- Llongoria
- Coordinates: 43°21′7.434″N 6°11′20.746″W﻿ / ﻿43.35206500°N 6.18909611°W
- Country: Spain
- Autonomous community: Asturias
- Province: Asturias
- Municipality: Miranda
- Elevation: 94 m (308 ft)

Population (2019)
- • Total: 25

= Llongoria =

Llongoria is a hamlet in Samartín de Llodón, a parish in the municipality of Belmonte de Miranda, within the province and autonomous community of Asturias, in northern Spain. It is known as the birthplace of actress Eva Longoria's paternal ancestors.

== Geography ==
Llongoria is situated on the slopes of the Sierra del Pedroriu, where its traditional hamlet is distributed on both sides of the former alignment of the AS-15 road, the historic route connecting Corniana with Balmonte and Cangas del Narcea. The hamlet lies approximately 12 km from the municipal capital, Balmonte.

The area forms part of the lands known as the "Ría Miranda", a fertile valley shaped by the Narcea River as it flows through the municipality. This setting gives rise to productive vegas and a characteristic rural landscape combining small pastures, mixed woodland, and scattered traditional Asturian rural architecture. Llongoria stands at an elevation of around 94 metres above sea level within this low-lying and humid terrain, typical of central-western Asturias.

== Economy ==
The local economy is predominantly rural. Small-scale cattle raising, subsistence farming, and maintenance of traditional orchards remain common activities among residents. The surrounding forests support the gathering of firewood and seasonal products, while the proximity to natural areas contributes modestly to rural tourism within the municipality.

== Access ==
Llongoria is located along the old route of the AS-15 road, although modern traffic now bypasses the hamlet through the newer alignment. Local rural roads connect it with the other settlements of the parish of Samartín de Llodón and with the municipal centre of Belmonte de Miranda. There is no public transport to the hamlet, and access is primarily by private vehicle.

== Culture ==
Llongoria forms part of the cultural heritage of Samartín de Llodón parish, where traditional Asturian architecture—such as stone houses, wooden balconies, and horros and paneres—remains present. Local festivities are generally shared with neighbouring villages of the parish, reflecting strong community ties and preservation of customs such as traditional gastronomy and Asturian-language toponymy.

== Heritage ==
In Llongoria stands the Palaciu de Llongoria, a manor house originating in the 17th century and remodelled in later periods. The building is privately owned and historically associated with the Longoria lineage, whose coat of arms is displayed on the main façade.

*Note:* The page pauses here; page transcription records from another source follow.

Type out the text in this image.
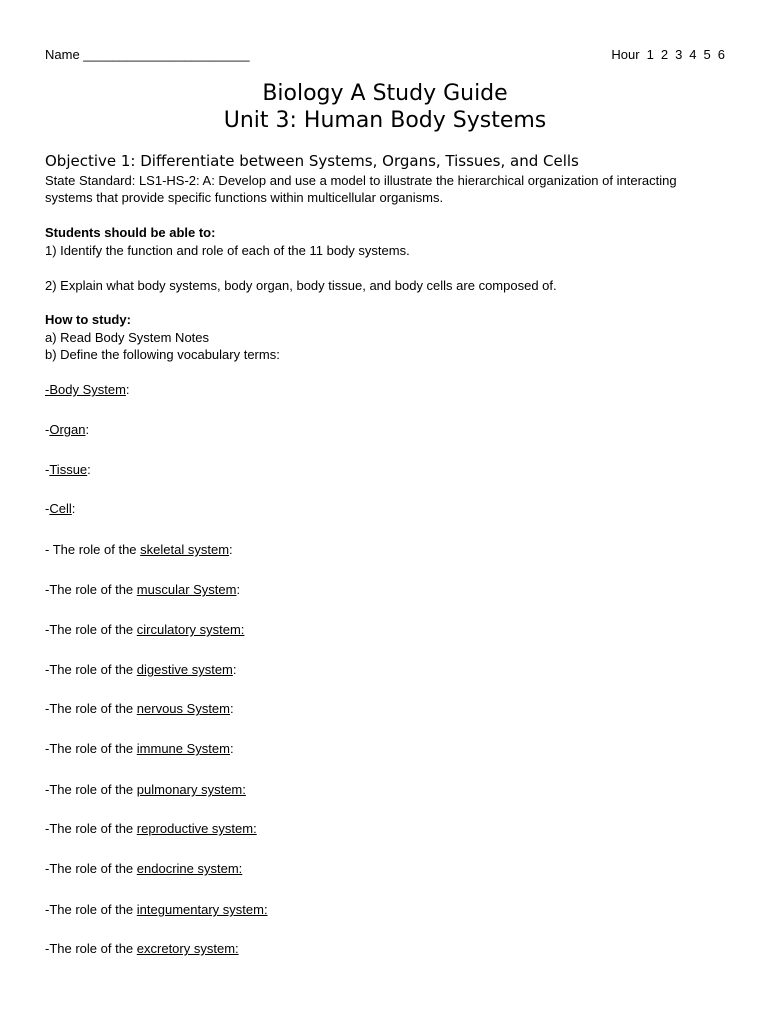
Name _______________________	Hour 1 2 3 4 5 6
Biology A Study Guide
Unit 3: Human Body Systems
Objective 1: Differentiate between Systems, Organs, Tissues, and Cells
State Standard: LS1-HS-2: A: Develop and use a model to illustrate the hierarchical organization of interacting systems that provide specific functions within multicellular organisms.
Students should be able to:
1) Identify the function and role of each of the 11 body systems.
2) Explain what body systems, body organ, body tissue, and body cells are composed of.
How to study:
a) Read Body System Notes
b) Define the following vocabulary terms:
-Body System:
-Organ:
-Tissue:
-Cell:
- The role of the skeletal system:
-The role of the muscular System:
-The role of the circulatory system:
-The role of the digestive system:
-The role of the nervous System:
-The role of the immune System:
-The role of the pulmonary system:
-The role of the reproductive system:
-The role of the endocrine system:
-The role of the integumentary system:
-The role of the excretory system:
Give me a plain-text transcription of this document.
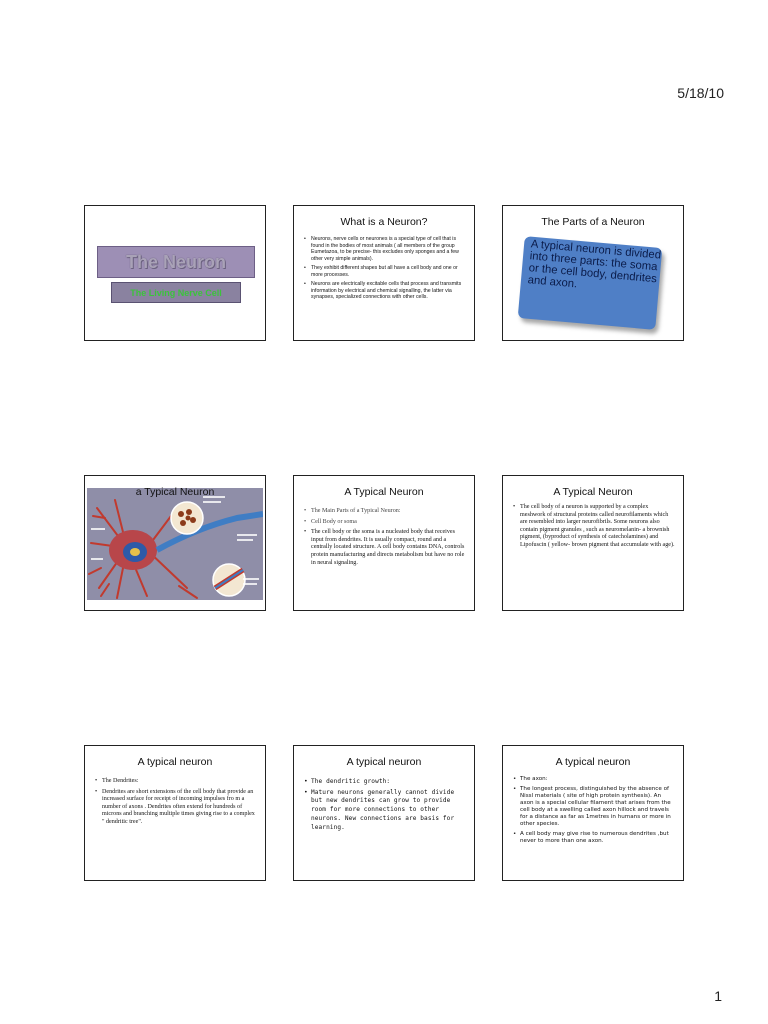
5/18/10
The Neuron
The Living Nerve Cell
What is a Neuron?
• Neurons, nerve cells or neurones is a special type of cell that is found in the bodies of most animals ( all members of the group Eumetazoa, to be precise- this excludes only sponges and a few other very simple animals).
• They exhibit different shapes but all have a cell body and one or more processes.
• Neurons are electrically excitable cells that process and transmits information by electrical and chemical signalling, the latter via synapses, specialized connections with other cells.
The Parts of a Neuron
A typical neuron is divided into three parts: the soma or the cell body, dendrites and axon.
a Typical Neuron	A Typical Neuron
• The Main Parts of a Typical Neuron:
• Cell Body or soma
• The cell body or the soma is a nucleated body that receives input from dendrites. It is usually compact, round and a centrally located structure. A cell body contains DNA, controls protein manufacturing and directs metabolism but have no role in neural signaling.
A Typical Neuron
• The cell body of a neuron is supported by a complex meshwork of structural proteins called neurofilaments which are resembled into larger neurofibrils. Some neurons also contain pigment granules , such as neuromelanin- a brownish pigment, (byproduct of synthesis of catecholamines) and Lipofuscin ( yellow- brown pigment that accumulate with age).
A typical neuron
• The Dendrites:
• Dendrites are short extensions of the cell body that provide an increased surface for receipt of incoming impulses fro m a number of axons . Dendrites often extend for hundreds of microns and branching multiple times giving rise to a complex " dendritic tree".
A typical neuron
• The dendritic growth:
• Mature neurons generally cannot divide but new dendrites can grow to provide room for more connections to other neurons. New connections are basis for learning.
A typical neuron
• The axon:
• The longest process, distinguished by the absence of Nissl materials ( site of high protein synthesis). An axon is a special cellular filament that arises from the cell body at a swelling called axon hillock and travels for a distance as far as 1metres in humans or more in other species.
• A cell body may give rise to numerous dendrites ,but never to more than one axon.
1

From this ancestral home, several members of the family emigrated to the Americas in the early 17th century, a movement consistent with wider Asturian diaspora of the period. The hamlet is regarded as the point of origin of the branch from which actress Eva Longoria descends. According to El Comercio, Longoria visited the hamlet in 2017 while tracing her genealogical roots, which local tradition links to Alonso Longoria de La Pontiga, who left the area for the Viceroyalty of New Spain (present-day Mexico). During her visit, she expressed appreciation for the site’s ancestral connection and took a photograph with the locality’s entrance sign.

== Demographics ==
It had a population of 25 inhabitants in 2019.